Brian Westbrook says Nick Silianni’s SB banner decision “makes sense”
Brian Westbrook explains why he agrees with Nick Cirianni’s decision not to let the team see the Super Bowl Banner development ceremony before TNF.
Seriously sports
- The NFL and Front Office Sports have announced new content licensing partnerships.
- Critics have suggested that media with financial ties with the NFL may avoid negative coverage in order to protect their relationship.
- Previous examples show that the NFL has influenced content such as ESPN’s “Playmakers” and Bob Costas’ departure from NBC’s Super Bowl coverage.
The totalitarian regime was able to learn one or two things from the NFL.
The league is the most powerful entity in the country. Sorry, DC politician, but you know it’s true – and everyone wants it. Broadcasting station. sponsor. vendor. A company that makes products. A company that sells products. And many times.
The NFL knows this. I also know that you can use that power to close down small criticisms about the league.
The NFL and front office sports announced a content licensing agreement on Tuesday that will provide access to the sports business site. FOS can go behind the scenes at major events such as the Super Bowl, the NFL Draft, and the international games, and can publish these works with the official NFL blessings.
“We are excited to work with the NFL to expand access to the country’s most popular leagues,” said Adam White, CEO of Front Office Sports, in a release announcing the partnership.
But at what cost?
The NFL is free and gives nothing. There is always a price, and is usually greater than the fee someone pays for related to financial juggernauts. There is expectations that come when you’re in bed with the NFL, and the main thing is that you’re not showing the league any bad.
Even before the NFL bought a 10% stake in ESPN, broadcasters closed projects the league doesn’t like or like.
“Playmakers” was a popular scripted series about life in professional soccer. However, it only lasted one season as some of the fewer stories than fictional teams and league stories (a drug-troubled star rookie, another player who he was trying to hide as gay) was ranked in the NFL.

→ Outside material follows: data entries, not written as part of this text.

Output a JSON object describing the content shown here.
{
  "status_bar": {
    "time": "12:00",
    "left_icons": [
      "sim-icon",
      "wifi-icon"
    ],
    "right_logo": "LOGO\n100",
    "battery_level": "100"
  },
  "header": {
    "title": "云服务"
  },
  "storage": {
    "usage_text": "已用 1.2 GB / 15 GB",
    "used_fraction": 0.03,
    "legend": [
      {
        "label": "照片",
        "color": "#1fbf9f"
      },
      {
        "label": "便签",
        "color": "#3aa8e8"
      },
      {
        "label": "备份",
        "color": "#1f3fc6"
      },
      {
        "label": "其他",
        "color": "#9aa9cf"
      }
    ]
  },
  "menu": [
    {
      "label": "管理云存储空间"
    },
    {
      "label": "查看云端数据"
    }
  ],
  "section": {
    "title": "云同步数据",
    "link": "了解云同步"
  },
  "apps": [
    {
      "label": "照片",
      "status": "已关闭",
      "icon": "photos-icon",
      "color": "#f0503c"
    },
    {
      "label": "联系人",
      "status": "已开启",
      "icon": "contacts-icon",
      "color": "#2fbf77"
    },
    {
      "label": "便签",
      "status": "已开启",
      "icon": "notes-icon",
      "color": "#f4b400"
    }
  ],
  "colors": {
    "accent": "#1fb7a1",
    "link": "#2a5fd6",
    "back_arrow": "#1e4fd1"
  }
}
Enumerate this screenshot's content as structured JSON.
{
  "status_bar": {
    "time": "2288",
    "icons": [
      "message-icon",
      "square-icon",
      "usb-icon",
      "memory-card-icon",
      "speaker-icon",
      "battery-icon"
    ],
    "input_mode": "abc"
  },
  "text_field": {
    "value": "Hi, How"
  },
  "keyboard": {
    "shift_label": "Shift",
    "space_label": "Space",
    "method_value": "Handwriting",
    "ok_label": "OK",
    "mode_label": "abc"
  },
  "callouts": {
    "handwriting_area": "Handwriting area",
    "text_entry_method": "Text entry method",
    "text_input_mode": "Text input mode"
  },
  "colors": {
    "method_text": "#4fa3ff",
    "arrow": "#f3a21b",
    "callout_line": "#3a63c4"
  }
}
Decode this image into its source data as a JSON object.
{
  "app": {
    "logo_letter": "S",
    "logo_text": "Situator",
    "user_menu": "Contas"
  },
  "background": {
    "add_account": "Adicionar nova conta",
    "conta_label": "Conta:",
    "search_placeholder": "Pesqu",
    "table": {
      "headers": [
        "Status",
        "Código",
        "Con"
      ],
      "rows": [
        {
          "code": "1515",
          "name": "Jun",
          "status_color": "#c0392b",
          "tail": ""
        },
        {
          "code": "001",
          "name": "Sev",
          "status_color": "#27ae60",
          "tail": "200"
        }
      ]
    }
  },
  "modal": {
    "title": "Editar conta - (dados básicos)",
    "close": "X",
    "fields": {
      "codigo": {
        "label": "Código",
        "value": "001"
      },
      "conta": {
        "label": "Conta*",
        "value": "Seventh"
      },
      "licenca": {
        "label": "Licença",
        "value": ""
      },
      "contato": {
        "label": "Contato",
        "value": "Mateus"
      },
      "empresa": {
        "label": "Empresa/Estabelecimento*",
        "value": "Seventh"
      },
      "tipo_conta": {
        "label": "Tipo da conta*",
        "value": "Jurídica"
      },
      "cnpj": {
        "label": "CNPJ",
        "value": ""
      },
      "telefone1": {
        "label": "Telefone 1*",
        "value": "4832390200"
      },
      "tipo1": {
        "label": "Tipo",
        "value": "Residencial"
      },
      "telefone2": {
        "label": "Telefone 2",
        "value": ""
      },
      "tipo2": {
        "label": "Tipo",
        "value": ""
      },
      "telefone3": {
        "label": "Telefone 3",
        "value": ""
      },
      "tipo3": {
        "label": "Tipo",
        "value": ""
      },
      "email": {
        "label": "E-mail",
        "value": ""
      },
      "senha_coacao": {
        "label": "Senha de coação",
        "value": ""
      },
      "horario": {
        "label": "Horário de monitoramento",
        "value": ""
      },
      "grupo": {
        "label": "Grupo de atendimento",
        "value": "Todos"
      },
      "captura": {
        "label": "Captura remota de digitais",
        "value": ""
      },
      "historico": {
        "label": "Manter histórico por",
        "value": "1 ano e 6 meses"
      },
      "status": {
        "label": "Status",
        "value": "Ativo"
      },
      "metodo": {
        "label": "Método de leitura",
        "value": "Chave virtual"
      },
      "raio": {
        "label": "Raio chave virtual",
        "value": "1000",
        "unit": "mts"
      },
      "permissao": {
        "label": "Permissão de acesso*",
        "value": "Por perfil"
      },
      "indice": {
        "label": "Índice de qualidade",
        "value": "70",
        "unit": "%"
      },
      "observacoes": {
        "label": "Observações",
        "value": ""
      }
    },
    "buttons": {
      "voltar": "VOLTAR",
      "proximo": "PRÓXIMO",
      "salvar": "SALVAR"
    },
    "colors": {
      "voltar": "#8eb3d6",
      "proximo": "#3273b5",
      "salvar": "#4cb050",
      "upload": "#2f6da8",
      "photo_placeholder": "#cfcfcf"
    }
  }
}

ESPN and PBS Frontline collaborated for more than a year on League of Denial, a documentary about the handling of a growing crisis league of former players developing chronic traumatic encephalopathy and other brain injuries before ESPN suddenly abandoned the project.
Bob Costas was not only a Sunday Night Football host, but also one of the network’s biggest stars after NBC returned to the NFL rotation in 2005. He hosted the Olympics, the other marquee property of NBC, and led network coverage for almost every other big sporting event. He even had his own talk show, “later.”
However, when Costas’ criticism of the game’s physical victims grew and became more frequent, he found himself looking outside. After saying at a journalism symposium in November 2017, “This game destroys people’s brains,” Costas was pulled away from NBC’s Super Bowl LII coverage.
“Network, all of them dance to NFL songs. That’s a bit of a way. Everyone walks eggshells around the NFL,” Costas told ESPN’s Mark Fainaru-wada for a story released in early 2019.
Costas later said he regretted talking to ESPN. Not because what he said was not true, but because of the tension caused by his NBC colleagues.
Of course, the NFL denies exerting excessive influence. Or it will have any impact. That’s the beauty of being an 800-pound gorilla. You get what you want without saying a word.
This is the league that generated more than $23 billion in revenue last year. The game and the show that leads them are rated Bonanza, coated with Teflon. It has a fierce fan base in the US and is exploding international interest.
If you’re lucky enough to connect to the NFL, you’re not stupid enough to do anything that could put that gold mine in danger. Even if it means ignoring important stories or avoiding off uncomfortable questions.
“The only business arrangement where buyers can think about where sellers need to flatten their sellers on a continuous basis is the sports television business,” Costas told Fainal Wada in a 2019 story. “‘We’re raising Brinks armored trucks to Park Avenue, Mr Goodell, which includes billions of dollars to pay you for the rights and privileges to air your game.
The NFL cannot buy everyone’s silence. That doesn’t stop you from trying it.
Follow USA Today sports columnist Nancy Armour on social media @nrammour.